By: Flávio Martins (DI-FCT-UNL)

Host: Multimodal Systems

 

Abstract:

What is happening now propagates quickly through the Web and prompts users on the Web to interact with and produce new posts about newsworthy topics giving rise to trending topics in social-media platforms. We propose to leverage on this behavioral dynamics to estimate the most relevant time periods for a topic. Our hypothesis stems from the fact that when a real-world event occurs it usually has peak times on the Web: a higher volume of tweets, new visits and edits to related Wikipedia articles, and news published about the event. We propose a novel time-aware ranking model that leverages on multiple sources of crowd signals and integrates temporal signals in a learning to rank framework to rank results according to the predicted temporal relevance. 

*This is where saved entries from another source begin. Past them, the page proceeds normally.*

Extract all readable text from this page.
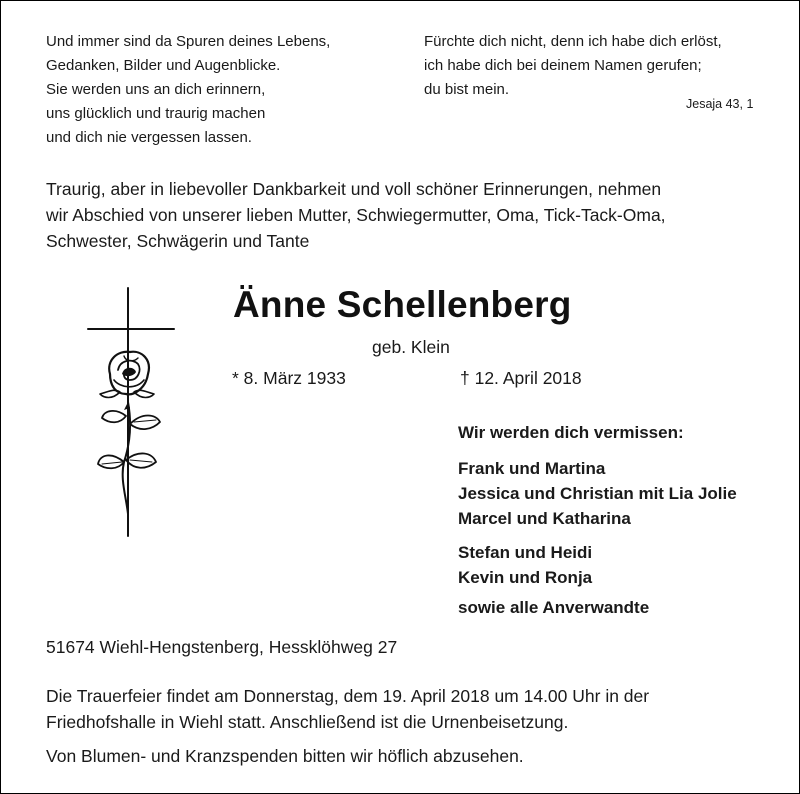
Und immer sind da Spuren deines Lebens,
Gedanken, Bilder und Augenblicke.
Sie werden uns an dich erinnern,
uns glücklich und traurig machen
und dich nie vergessen lassen.
Fürchte dich nicht, denn ich habe dich erlöst,
ich habe dich bei deinem Namen gerufen;
du bist mein.
Jesaja 43, 1
Traurig, aber in liebevoller Dankbarkeit und voll schöner Erinnerungen, nehmen
wir Abschied von unserer lieben Mutter, Schwiegermutter, Oma, Tick-Tack-Oma,
Schwester, Schwägerin und Tante
Änne Schellenberg
geb. Klein
* 8. März 1933	† 12. April 2018
Wir werden dich vermissen:
Frank und Martina
Jessica und Christian mit Lia Jolie
Marcel und Katharina
Stefan und Heidi
Kevin und Ronja
sowie alle Anverwandte
51674 Wiehl-Hengstenberg, Hessklöhweg 27
Die Trauerfeier findet am Donnerstag, dem 19. April 2018 um 14.00 Uhr in der
Friedhofshalle in Wiehl statt. Anschließend ist die Urnenbeisetzung.
Von Blumen- und Kranzspenden bitten wir höflich abzusehen.
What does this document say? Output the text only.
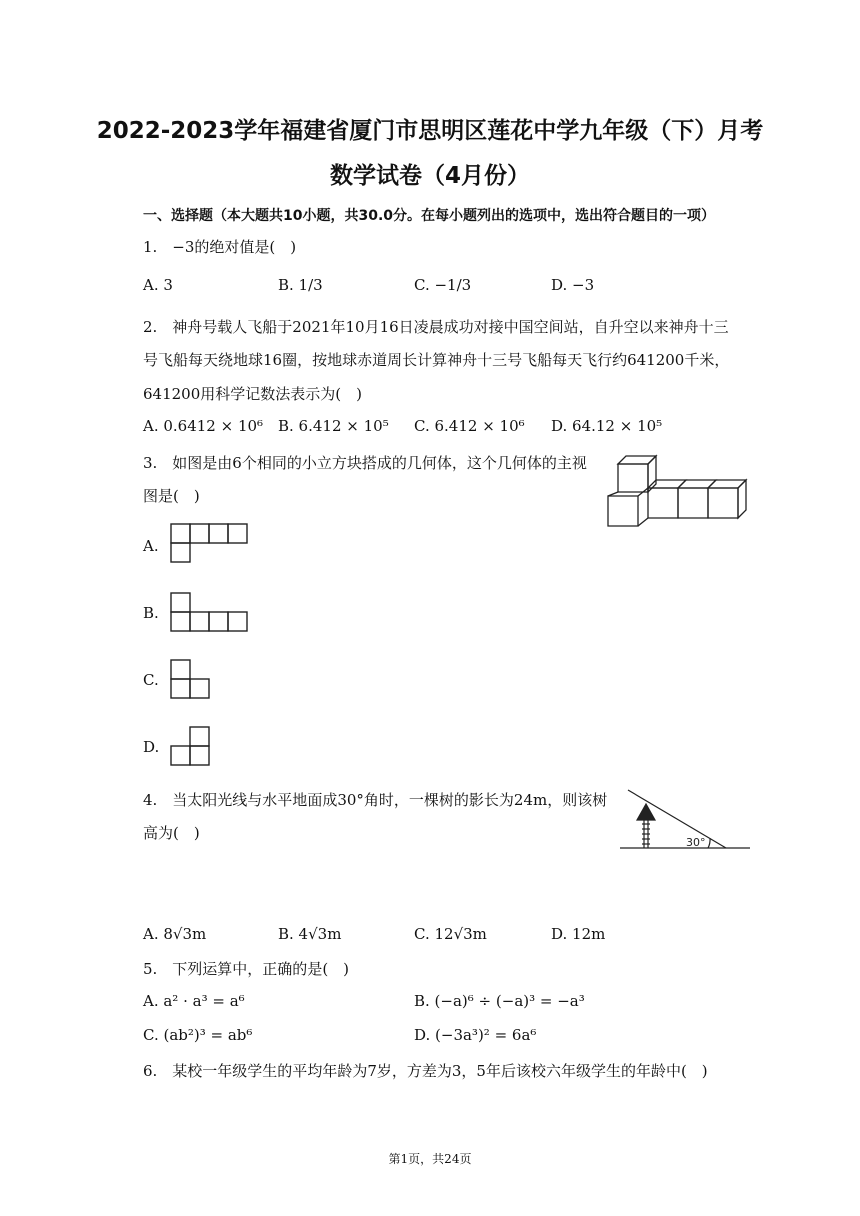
2022-2023学年福建省厦门市思明区莲花中学九年级（下）月考
数学试卷（4月份）
一、选择题（本大题共10小题，共30.0分。在每小题列出的选项中，选出符合题目的一项）
1.　−3的绝对值是(　)
A. 3	B. 1/3	C. −1/3	D. −3
2.　神舟号载人飞船于2021年10月16日凌晨成功对接中国空间站，自升空以来神舟十三
号飞船每天绕地球16圈，按地球赤道周长计算神舟十三号飞船每天飞行约641200千米，
641200用科学记数法表示为(　)
A. 0.6412 × 10⁶ B. 6.412 × 10⁵ C. 6.412 × 10⁶ D. 64.12 × 10⁵
3.　如图是由6个相同的小立方块搭成的几何体，这个几何体的主视
图是(　)
A.
B.
C.
D.
4.　当太阳光线与水平地面成30°角时，一棵树的影长为24m，则该树
高为(　)
30°
A. 8√3m	B. 4√3m	C. 12√3m	D. 12m
5.　下列运算中，正确的是(　)
A. a² · a³ = a⁶	B. (−a)⁶ ÷ (−a)³ = −a³
C. (ab²)³ = ab⁶	D. (−3a³)² = 6a⁶
6.　某校一年级学生的平均年龄为7岁，方差为3，5年后该校六年级学生的年龄中(　)
第1页，共24页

Our approach builds on two major novelties. First, a unifying approach that given a query q represents its temporal evidence mined from multiple sources of crowd signals. This allows us to predict the temporal relevance of documents for query q. Second, a principled retrieval model that integrates temporal signals in a learning to rank framework, to rank results according to the predicted temporal relevance. Evaluation on the TREC 2013 and 2014 Microblog track datasets demonstrates that the proposed model achieves a relative improvement of 13.2% over lexical retrieval models and 6.2% over a learning to rank baseline.

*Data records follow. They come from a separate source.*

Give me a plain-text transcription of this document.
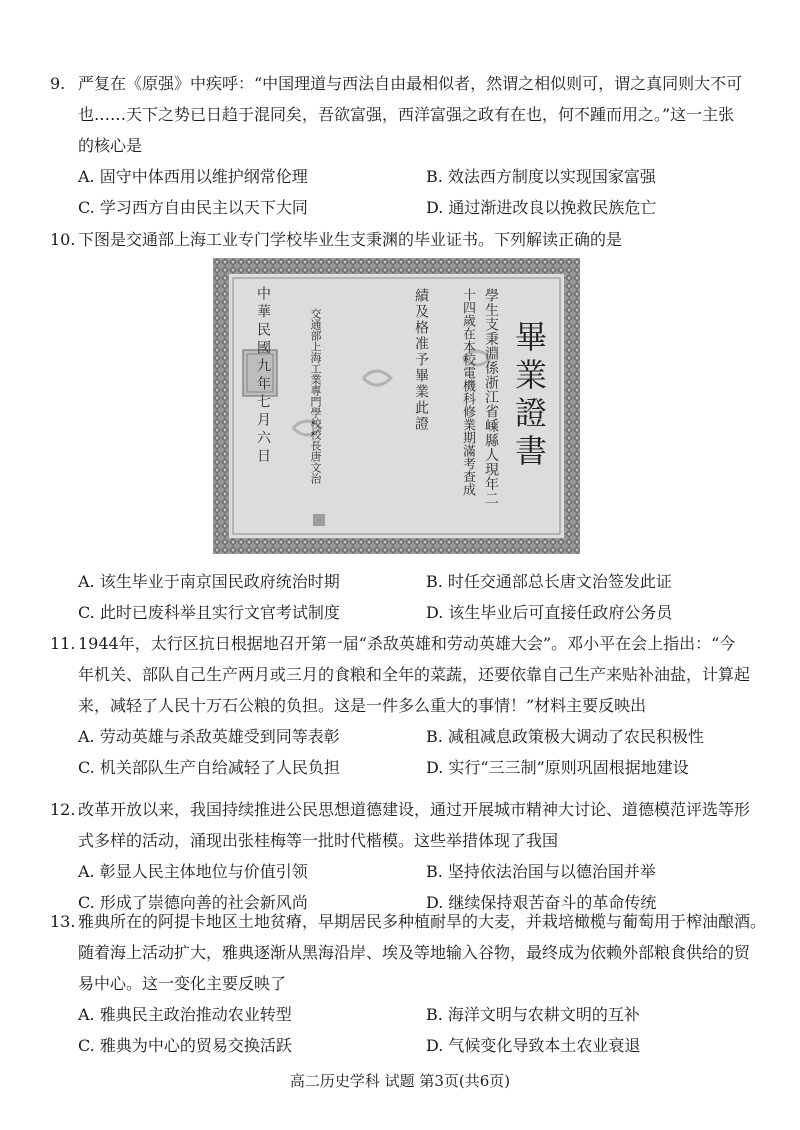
9. 严复在《原强》中疾呼：“中国理道与西法自由最相似者，然谓之相似则可，谓之真同则大不可
也……天下之势已日趋于混同矣，吾欲富强，西洋富强之政有在也，何不踵而用之。”这一主张
的核心是
A. 固守中体西用以维护纲常伦理	B. 效法西方制度以实现国家富强
C. 学习西方自由民主以天下大同	D. 通过渐进改良以挽救民族危亡
10. 下图是交通部上海工业专门学校毕业生支秉渊的毕业证书。下列解读正确的是
畢業證書
學生支秉淵係浙江省嵊縣人現年二
十四歲在本校電機科修業期滿考查成
績及格准予畢業此證
交通部上海工業專門學校校長唐文治
中華民國九年七月六日
A. 该生毕业于南京国民政府统治时期	B. 时任交通部总长唐文治签发此证
C. 此时已废科举且实行文官考试制度	D. 该生毕业后可直接任政府公务员
11. 1944年，太行区抗日根据地召开第一届“杀敌英雄和劳动英雄大会”。邓小平在会上指出：“今
年机关、部队自己生产两月或三月的食粮和全年的菜蔬，还要依靠自己生产来贴补油盐，计算起
来，减轻了人民十万石公粮的负担。这是一件多么重大的事情！”材料主要反映出
A. 劳动英雄与杀敌英雄受到同等表彰	B. 减租减息政策极大调动了农民积极性
C. 机关部队生产自给减轻了人民负担	D. 实行“三三制”原则巩固根据地建设
12. 改革开放以来，我国持续推进公民思想道德建设，通过开展城市精神大讨论、道德模范评选等形
式多样的活动，涌现出张桂梅等一批时代楷模。这些举措体现了我国
A. 彰显人民主体地位与价值引领	B. 坚持依法治国与以德治国并举
C. 形成了崇德向善的社会新风尚	D. 继续保持艰苦奋斗的革命传统
13. 雅典所在的阿提卡地区土地贫瘠，早期居民多种植耐旱的大麦，并栽培橄榄与葡萄用于榨油酿酒。
随着海上活动扩大，雅典逐渐从黑海沿岸、埃及等地输入谷物，最终成为依赖外部粮食供给的贸
易中心。这一变化主要反映了
A. 雅典民主政治推动农业转型	B. 海洋文明与农耕文明的互补
C. 雅典为中心的贸易交换活跃	D. 气候变化导致本土农业衰退
高二历史学科 试题 第3页(共6页)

This presentation is based on a paper accepted to WSDM 2016.

 

Bio:

Flávio Martins is a Ph.D. candidate working with the group of Web and Media Search (NOVA Search). He is co-advised by João Magalhães in the NOVA Laboratory for Computer Science and Informatics (NOVA LINCS) at Universidade NOVA de Lisboa (UNL), and Jamie Callan in the Language Technologies Institude (LTI) at Carnegie Mellon University (CMU). He holds a M.Sc. in Computer Science from Universidade NOVA de Lisboa (UNL). His research interests include information retrieval and machine learning with a focus on real-time social-media search and time-aware retrieval. As part of his dissertation work he studies and builds techniques for learning-to-rank using temporal signals from multiple sources on the Web to improve search. Previously, he has worked in information retrieval techniques and systems in the medical domain as well as for federated search on the Web. He has already served in the Program Committees of the prestigious conferences ECIR and ACM CIKM and was a local organizer for the 10th OAIR conference.